NFL Lockout, Day 5: Giants say season-ticket holders won’t pay until CBA is resolved
|03.16.11 at 9:15 pm ET|
A roundup of lockout news at the end of Day 5 of the NFL work stoppage:
•While many owners have done plenty to alienate fans since the lockout began, Giants president and CEO John Mara scored a clear victory in the court of public opinion with his statement Wednesday that the Giants won’t require their season-ticket holders to pay anything until there is a resolution to the current labor dispute between the owners and the players.
In an interview with WFAN radio in New York, Mara said season-ticket invoices will be mailed out next week with a letter from ownership saying season-ticket holder will be given the choice of paying by May 1 (the usual day full payment is due) or exercising the option to wait until a new CBA is agreed upon between the owners and players.

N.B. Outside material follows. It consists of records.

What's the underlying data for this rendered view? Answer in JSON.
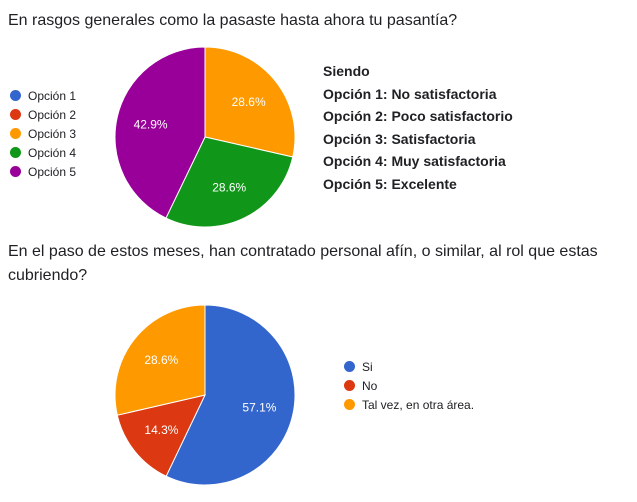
{
  "chart_data": [
    {
      "type": "pie",
      "title": "En rasgos generales como la pasaste hasta ahora tu pasantía?",
      "categories": [
        "Opción 1",
        "Opción 2",
        "Opción 3",
        "Opción 4",
        "Opción 5"
      ],
      "values": [
        0,
        0,
        28.6,
        28.6,
        42.9
      ],
      "value_labels": [
        "",
        "",
        "28.6%",
        "28.6%",
        "42.9%"
      ],
      "colors": [
        "#3366cc",
        "#dc3912",
        "#ff9900",
        "#109618",
        "#990099"
      ],
      "legend_position": "left",
      "note": [
        "Siendo",
        "Opción 1: No satisfactoria",
        "Opción 2: Poco satisfactorio",
        "Opción 3: Satisfactoria",
        "Opción 4: Muy satisfactoria",
        "Opción 5: Excelente"
      ]
    },
    {
      "type": "pie",
      "title": "En el paso de estos meses, han contratado personal afín, o similar, al rol que estas cubriendo?",
      "categories": [
        "Si",
        "No",
        "Tal vez, en otra área."
      ],
      "values": [
        57.1,
        14.3,
        28.6
      ],
      "value_labels": [
        "57.1%",
        "14.3%",
        "28.6%"
      ],
      "colors": [
        "#3366cc",
        "#dc3912",
        "#ff9900"
      ],
      "legend_position": "right"
    }
  ]
}
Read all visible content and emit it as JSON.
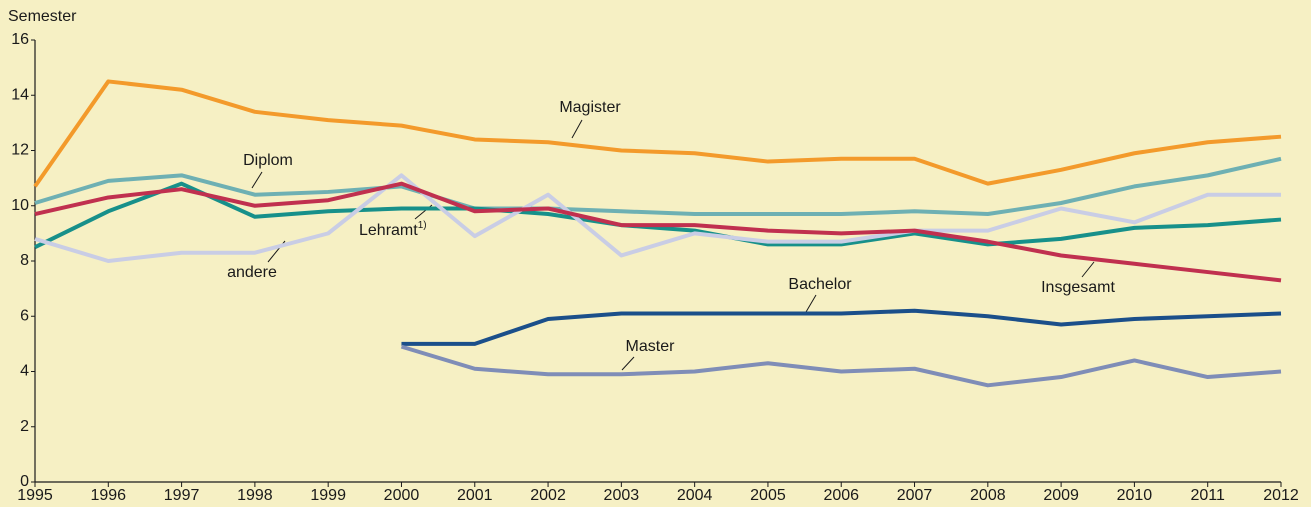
{
  "chart_data": {
    "type": "line",
    "y_axis_label": "Semester",
    "x": [
      1995,
      1996,
      1997,
      1998,
      1999,
      2000,
      2001,
      2002,
      2003,
      2004,
      2005,
      2006,
      2007,
      2008,
      2009,
      2010,
      2011,
      2012
    ],
    "xlim": [
      1995,
      2012
    ],
    "xticks": [
      1995,
      1996,
      1997,
      1998,
      1999,
      2000,
      2001,
      2002,
      2003,
      2004,
      2005,
      2006,
      2007,
      2008,
      2009,
      2010,
      2011,
      2012
    ],
    "ylim": [
      0,
      16
    ],
    "yticks": [
      0,
      2,
      4,
      6,
      8,
      10,
      12,
      14,
      16
    ],
    "grid": false,
    "series": [
      {
        "name": "Diplom",
        "color": "#6eb0b3",
        "values": [
          10.1,
          10.9,
          11.1,
          10.4,
          10.5,
          10.7,
          9.9,
          9.9,
          9.8,
          9.7,
          9.7,
          9.7,
          9.8,
          9.7,
          10.1,
          10.7,
          11.1,
          11.7
        ]
      },
      {
        "name": "Lehramt",
        "footnote_marker": "1)",
        "color": "#17908a",
        "values": [
          8.5,
          9.8,
          10.8,
          9.6,
          9.8,
          9.9,
          9.9,
          9.7,
          9.3,
          9.1,
          8.6,
          8.6,
          9.0,
          8.6,
          8.8,
          9.2,
          9.3,
          9.5
        ]
      },
      {
        "name": "andere",
        "color": "#c9cde5",
        "values": [
          8.8,
          8.0,
          8.3,
          8.3,
          9.0,
          11.1,
          8.9,
          10.4,
          8.2,
          9.0,
          8.7,
          8.7,
          9.1,
          9.1,
          9.9,
          9.4,
          10.4,
          10.4
        ]
      },
      {
        "name": "Magister",
        "color": "#f39a2b",
        "values": [
          10.7,
          14.5,
          14.2,
          13.4,
          13.1,
          12.9,
          12.4,
          12.3,
          12.0,
          11.9,
          11.6,
          11.7,
          11.7,
          10.8,
          11.3,
          11.9,
          12.3,
          12.5
        ]
      },
      {
        "name": "Insgesamt",
        "color": "#c0304f",
        "values": [
          9.7,
          10.3,
          10.6,
          10.0,
          10.2,
          10.8,
          9.8,
          9.9,
          9.3,
          9.3,
          9.1,
          9.0,
          9.1,
          8.7,
          8.2,
          7.9,
          7.6,
          7.3
        ]
      },
      {
        "name": "Bachelor",
        "color": "#1b4f8a",
        "values": [
          null,
          null,
          null,
          null,
          null,
          5.0,
          5.0,
          5.9,
          6.1,
          6.1,
          6.1,
          6.1,
          6.2,
          6.0,
          5.7,
          5.9,
          6.0,
          6.1
        ]
      },
      {
        "name": "Master",
        "color": "#7f8db7",
        "values": [
          null,
          null,
          null,
          null,
          null,
          4.9,
          4.1,
          3.9,
          3.9,
          4.0,
          4.3,
          4.0,
          4.1,
          3.5,
          3.8,
          4.4,
          3.8,
          4.0
        ]
      }
    ]
  }
}
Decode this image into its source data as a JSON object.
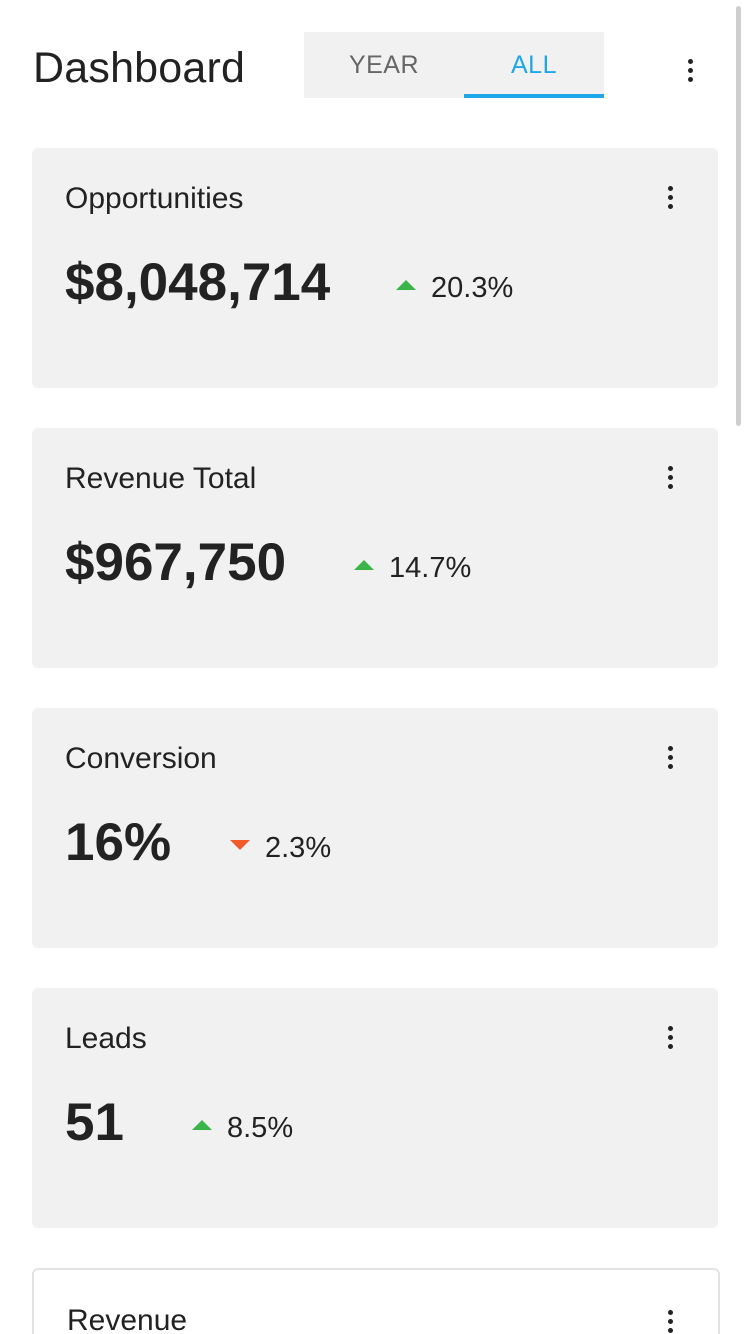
{
  "header": {
    "title": "Dashboard",
    "tabs": [
      {
        "label": "YEAR",
        "selected": false
      },
      {
        "label": "ALL",
        "selected": true
      }
    ],
    "menu_icon": "more-vertical-icon"
  },
  "cards": [
    {
      "title": "Opportunities",
      "value": "$8,048,714",
      "trend": "up",
      "delta": "20.3%"
    },
    {
      "title": "Revenue Total",
      "value": "$967,750",
      "trend": "up",
      "delta": "14.7%"
    },
    {
      "title": "Conversion",
      "value": "16%",
      "trend": "down",
      "delta": "2.3%"
    },
    {
      "title": "Leads",
      "value": "51",
      "trend": "up",
      "delta": "8.5%"
    },
    {
      "title": "Revenue"
    }
  ],
  "colors": {
    "accent": "#1ea7e6",
    "up": "#3bb54a",
    "down": "#f15a29",
    "card_bg": "#f1f1f1"
  }
}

According to a Wednesday evening Tweet from Jim Trotter of SI.com, the Giants are the only team to require full or partial payment for season tickets during the lockout. Locally, the Patriots are requiring season-ticket holders pay by the end of the month — however, tickets will be refunded with one percent interest if individual games or the 2011 season is canceled.
•Former Patriots fullback Heath Evans made an appearance on WEEI’s “Dennis & Callahan” show Wednesday morning to talk about the NFL lockout.
Evans, who now plays for the Saints, said he’s in good shape financially as a 10-year veteran, and he’s tried to prepare the younger players for what he hopes will be a short work stoppage. “I do feel really bad for some of the young guys,” he said. “Are we going to miss a season? No. I’ve told guys all along: ‘You know what? Plan on missing one or two games, so plan on missing a couple of paychecks.’ But I’ve told the fans everywhere I’ve been for the last couple of weeks since this thing has started to build seriously: ‘Listen, relax, we’ll get this done in a timely fashion and you’ll have your football on Sundays and Mondays and Thursdays.’”
Evans said the players are more sympathetic to the fans than the owners. “The players do know that we can hurt or damage this game,” he said. “We do know that we will lose a strong fan base. The owners do not grasp that principle. The arrogance, the egotistical nature of these men that we’re battling is such that they think this game is indestructible. And I completely disagree.”
The players got some bad press when reports came out that the union asked top college prospects to boycott the April draft. Evans defended the move. “Yes, we love our fans and we owe them tremendous respect, but ultimately we’ve got to try to swing as much power in our direction as possible,” he said.
Evans said until owners open their books, players aren’t likely to accept any reduction in salaries. “Never once have we asked for more money. Never once have we said we won’t take a pay cut,” he insisted. “We’re just asking: Please tell us why. When our game is at an all-time height despite the economy, why now?
“The funny thing is, [commissioner] Roger Goodell comes back into every NFL locker room last year during training camp, and we asked him, ‘Why not show us the books?’ In his intelligent wording, he basically said, the players and their representation is not smart enough to understand or grasp the minutiae that is the NFL financial books.
“Well, listen, when you look at a guy like a Drew Brees, you look at a guy like a Tom Brady, you look at guys like this, you don’t say things like that. You don’t look at me like that. … Don’t sit there and say, hey, our management team isn’t smart enough to handle this, this is why you’re not showing us your books. That’s a bunch of nonsense. They picked a fight that isn’t going away.”
(To listen to Evans’ entire interview, click here.)
•The Patriots have not announced pay cuts or furloughs for any office workers, but two of their AFC East rivals will be cutting back during the work stoppage. The Jets said last month that they’d begin furloughing employees, while the football operations staff would look to cut its budget by 25 percent. And on Wednesday, the Bills said employees will take pay cuts during the lockout.
Bills COO Russ Brandon said there wouldn’t be layoffs, but indicated that the organization planned for the possibility that a work stoppage would take place, and some higher-paid employees would be giving up a larger portion of their salaries.
“We have built a program that focuses on shared sacrifice,” Brandon said in an e-mailed statement acquired by Bloomberg. “Every employee in the organization will be affected. As you move up the organization chart the sacrifice increases in absolute and percentage terms, as it should.”